The second case study was based on the Latin American migrants who worked in Italy to better support their large families. In this case the migrant community transformed the local church in different ways. They added their different flavours of prayer, music and enthusiasm to the church community. They soon found themselves welcoming people from different parts of the world participating and forming a multicultural church community.
Claire concluded that in both cases the migrants should have been called missionaries, just like she was called a missionary from Britain to Italy. They should be acknowledged with their skills of leadership and sense of community, their enthusiasm and commitment to the body of believers. The church should also identify with their day to day challenges such as racism, low paid jobs, processing of visa papers, social treatment and ills often linked to migrant communities.

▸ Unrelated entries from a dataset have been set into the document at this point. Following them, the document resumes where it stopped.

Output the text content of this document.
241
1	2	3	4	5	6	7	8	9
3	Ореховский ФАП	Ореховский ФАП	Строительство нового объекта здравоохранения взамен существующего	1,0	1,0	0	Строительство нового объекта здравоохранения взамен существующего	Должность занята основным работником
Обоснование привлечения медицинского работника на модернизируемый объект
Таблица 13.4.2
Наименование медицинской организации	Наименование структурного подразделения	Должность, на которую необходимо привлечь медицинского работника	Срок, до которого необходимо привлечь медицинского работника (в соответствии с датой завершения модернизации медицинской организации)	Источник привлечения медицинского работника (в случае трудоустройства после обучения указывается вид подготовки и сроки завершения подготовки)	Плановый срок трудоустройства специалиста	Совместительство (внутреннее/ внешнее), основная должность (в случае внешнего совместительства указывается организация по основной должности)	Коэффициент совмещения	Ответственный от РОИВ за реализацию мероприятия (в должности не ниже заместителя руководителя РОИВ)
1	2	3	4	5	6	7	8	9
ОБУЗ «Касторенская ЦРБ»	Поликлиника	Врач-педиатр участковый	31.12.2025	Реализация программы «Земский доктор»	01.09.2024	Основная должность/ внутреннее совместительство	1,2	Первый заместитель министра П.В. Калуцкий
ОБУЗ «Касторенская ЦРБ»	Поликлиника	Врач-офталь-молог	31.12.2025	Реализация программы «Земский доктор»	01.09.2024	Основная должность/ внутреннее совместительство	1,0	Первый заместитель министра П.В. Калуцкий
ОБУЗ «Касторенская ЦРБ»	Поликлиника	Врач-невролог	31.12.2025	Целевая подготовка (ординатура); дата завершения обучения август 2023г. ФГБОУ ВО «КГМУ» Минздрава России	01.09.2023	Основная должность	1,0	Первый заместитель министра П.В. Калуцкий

Pastor Girma Bishaw from the Ethiopian Christian Fellowship Church, shared a more personal experience from a refugee’s perspective. He did this by allowing the audience to journey through the different stages of settling, being settled, tension of their purpose in the host nation and finally concluded with their transnational identity as citizens of heaven. This brought great insight to understand how the migrant church acts as a support base during the first two stages of settling in the host country. Throughout the initial stages they looked inward, and the church’s mission field were their Ethiopian community. It is during the tension stage where their eyes were opened to questions such as, “What if God brought us here for mission?” and they start engaging with British issues. The passage in 1 Peter 2:4-10 brings understanding that their citizenship is neither their homeland or the host nation, but in heaven. This transnational identity leads to a transnational responsibility to God and towards the people of whichever country he brought them to.
Rev. Israel Olofinjana, one of the coordinators of the day and the founding director of CCMW, concluded the final session by looking at migration through a scriptural lens. He started off by saying there is no dichotomy between mission and migration, but that it goes hand in hand. Looking at the biblical story of Israel, he journeyed through migratory patterns in the Old Testament narrative and starting with Jesus’ incarnation showed how this theme is continued in the New Testament.
The speakers were not the only contributors, but as already mentioned every participant added great value during the breakout sessions, the open Q & A sessions and conversations over the break times.